## Diving into PostgreSQL: Practicing SQL queries with Python

In [1]:
import psycopg2
import pandas as pd

#### List all databases in the PostgreSQL server

In [3]:
# Connect to the PostgreSQL server
conn = psycopg2.connect(
    host="localhost",
    user="postgres",
    password="xxx"
)

# Open a cursor to perform database operations
cur = conn.cursor()

# Execute the SQL command to list all databases
cur.execute("SELECT datname FROM pg_database")
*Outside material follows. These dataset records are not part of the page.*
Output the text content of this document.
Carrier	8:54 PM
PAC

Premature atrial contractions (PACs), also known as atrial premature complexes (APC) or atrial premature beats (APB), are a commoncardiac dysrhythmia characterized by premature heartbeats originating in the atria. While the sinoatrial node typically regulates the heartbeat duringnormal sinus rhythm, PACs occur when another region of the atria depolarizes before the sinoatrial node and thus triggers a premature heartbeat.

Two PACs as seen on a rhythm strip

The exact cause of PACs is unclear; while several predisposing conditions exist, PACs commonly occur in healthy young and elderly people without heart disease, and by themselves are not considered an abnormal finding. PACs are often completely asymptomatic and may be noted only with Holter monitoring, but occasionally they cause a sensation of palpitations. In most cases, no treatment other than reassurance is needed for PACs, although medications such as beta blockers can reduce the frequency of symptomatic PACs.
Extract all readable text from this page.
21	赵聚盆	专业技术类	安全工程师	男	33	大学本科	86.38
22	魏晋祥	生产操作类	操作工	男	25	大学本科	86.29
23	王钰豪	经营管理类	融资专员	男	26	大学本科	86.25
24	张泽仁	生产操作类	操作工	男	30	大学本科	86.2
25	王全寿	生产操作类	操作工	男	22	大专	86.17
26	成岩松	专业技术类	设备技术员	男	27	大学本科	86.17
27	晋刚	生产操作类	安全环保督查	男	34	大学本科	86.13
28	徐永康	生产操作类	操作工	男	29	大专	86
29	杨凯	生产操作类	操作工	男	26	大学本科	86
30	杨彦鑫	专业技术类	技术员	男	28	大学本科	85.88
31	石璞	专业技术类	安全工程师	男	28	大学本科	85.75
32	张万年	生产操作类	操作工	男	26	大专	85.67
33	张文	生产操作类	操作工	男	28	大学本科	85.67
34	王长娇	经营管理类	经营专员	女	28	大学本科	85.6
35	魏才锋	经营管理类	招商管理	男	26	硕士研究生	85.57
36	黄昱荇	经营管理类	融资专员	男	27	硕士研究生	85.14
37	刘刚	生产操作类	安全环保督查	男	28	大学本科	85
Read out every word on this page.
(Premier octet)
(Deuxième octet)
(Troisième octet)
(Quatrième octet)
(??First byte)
# Fetch all rows and print them
rows = cur.fetchall()
for row in rows:
    print(row[0])
    
# Close the cursor and the connection
cur.close()
conn.close()

postgres
template1
template0
playtika
retailprices


#### Create new database

In [2]:
# Connect to PostgreSQL server
conn = psycopg2.connect(
    host="localhost",
    user="postgres",
    password="xxx",
    port="5432",
    database="postgres",
    connect_timeout=3,
)

# Set autocommit mode
conn.autocommit = True

# Create a new database
cur = conn.cursor()
cur.execute("CREATE DATABASE retailprices")

# Close cursor and connection
cur.close()
conn.close()

#### List all tables in the database

In [6]:
# Connect to the database
conn = psycopg2.connect(
    host="localhost",
    database="retailprices",
    user="postgres",
    password="xxx"
)

# Open a cursor to perform database operations
cur = conn.cursor()

# Query to get all table names from the current schema
cur.execute("SELECT table_name FROM information_schema.tables WHERE table_schema = 'public'")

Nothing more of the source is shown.